Comme à Sévaré, il y a eu des manifestations à Bamako et à Kayes, ce week-end, pour demander le départ de l’Opération Barkhane et de la MINUSMA du territoire national. Ces manifestations, à répétition, traduisent un sentiment de rejet des forces étrangères par une grande partie de la population.
Boulkessi où une quarantaine de soldats maliens ont été tués suite à l’attaque traitresse menée contre le camp du G5 Sahel par des jihadistes en plus de l’important dégât matériel a ravivé la colère de la population malienne. Le peuple se sentant floué sur la gestion de sa sécurité a manifesté dans plusieurs localités contre l’Opération Barkhane et la MINUSMA.

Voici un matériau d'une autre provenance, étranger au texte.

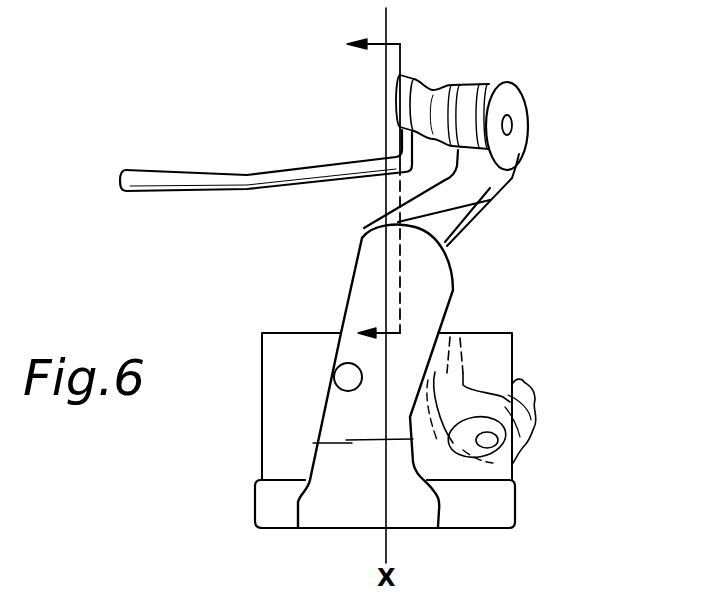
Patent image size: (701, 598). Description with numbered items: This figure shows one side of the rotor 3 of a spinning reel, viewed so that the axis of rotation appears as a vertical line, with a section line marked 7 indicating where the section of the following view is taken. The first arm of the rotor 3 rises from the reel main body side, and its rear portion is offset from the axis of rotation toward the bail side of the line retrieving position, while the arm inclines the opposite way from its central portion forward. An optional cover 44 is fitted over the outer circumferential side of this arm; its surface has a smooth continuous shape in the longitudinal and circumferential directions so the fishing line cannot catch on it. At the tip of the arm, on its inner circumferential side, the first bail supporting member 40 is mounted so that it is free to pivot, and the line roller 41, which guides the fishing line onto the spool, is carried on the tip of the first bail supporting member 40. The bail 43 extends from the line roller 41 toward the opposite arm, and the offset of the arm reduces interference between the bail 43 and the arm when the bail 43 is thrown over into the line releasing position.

Illustrant un sentiment de colère et d’indignation, ce sont des femmes et enfants militaires de la région de Mopti qui ont donné le ton : ça suffit la mort de nos soldats. Dans un premier temps, elles se sont opposées au départ de leur mari au le front.
« Nos maris, nos enfants n’iront pas à la boucherie. On n’a assez souffert de cette situation », laissaient ainsi exploser leur colère des femmes devant le camp militaire de l’armée de Terre. Leur mobilisation a pu empêcher le convoi militaire qui devait partir à Boulkessi.
Comme si cela ne suffisait pas, le sit-in s’est transformé rapidement en marche de protestation dans la ville de Sévaré. Portant de tissus rouges, pour exprimer leur douleur et peine suite au drame de Boulkessi, ces femmes et enfants militaires ont été vite rejoints par d’autres groupes pour réclamer le départ des forces étrangères sur le territoire national.
« On ne veut plus de la MINUSMA », « Abas la France », étaient, entre autres messages lancés par des manifestants très en colères.
Contre toute attente, la marche a dégénéré. Des manifestants mal intentionnés sont allés piller le magasin de stocks de la MINUSMA sur son ancien site, en apportant matelas, climatiseurs et bien d’autres matériels. La ville pendant deux jours était ébullition.
Également, à Bamako comme à Kayes, la population a manifesté sa colère contre la situation sécuritaire très confuse. Dans ces deux villes, il y a eu aussi des manifestations pacifiques. Contrairement à celle de Sévaré, celles des autres villes se sont déroulées dans le calme. Des habitants de Bamako et de Kayes, en toute civilité, se sont exprimés, tout en demandant aussi le départ des forces étrangères. Ils estiment que la MINUSMA et l’Opération Barkhane ont montré leur limite dans la lutte contre le terrorisme et dans le retour de la paix.
Si la scène de pillage dans les magasins de la MINUSMA est un acte ignoble à condamner à Sévaré, il faut reconnaitre que ces différentes manifestations de colère sont des signes de rejet des forces étrangères. Au-delà des critiques et condamnations, ces manifestations interpellent les autorités nationales et la communauté internationale sur les efforts faits en faveur de la paix dans ce pays, depuis 2013. Cette population en a assez de compter ses morts par dizaines alors que l’Opération Barkhane et la MINUSMA ont décidé de renforcer leur position dans la zone en vue de minimiser le risque d’attaques. À l’heure du bilan, il est évident que la situation est loin d’être fameuse. Et pour causes ? Le dernier rapport des Nations unies sur le Mali note une légère augmentation des attaques cette année comparativement à 2018. Pour l’ONU, les extrémistes ont mené 62 attaques asymétriques, le nord du Mali en enregistrant la majorité avec 67 % des attaques [à Tombouctou (15 attaques), Gao (14), Kidal (10) et Ménaka (3)] suivi de 31 % dans les régions de Mopti (17 attaques) et de Ségou (2), et une attaque dans la région de Kayes. Ce chiffre est relativement similaire à celui de la période précédente, au cours de laquelle 59 attaques avaient été perpétrées, principalement dans les régions du Nord (58 % des attaques). Bien que la région de Mopti ait enregistré le plus grand nombre d’attaques au cours de la période considérée, le nombre total d’attaques a diminué par rapport à la période précédente, précise le document.
La recrudescence de ces attaques terroristes prouve que le risque sécuritaire ne cesse de s’amplifier dans la zone en dépit d’une importante présence militaire étrangère. Un paradoxe, qui entretient le doute, renforce la méfiance de la population envers ces missions.
Dans tout le cas, le gouvernement malien, dépassé par la situation, a pourtant toujours plaidé auprès du Conseil de sécurité des Nations unies, mais en vain, pour une force combattante au Mali en lieu et place de l’actuel mandat de la MINUSMA.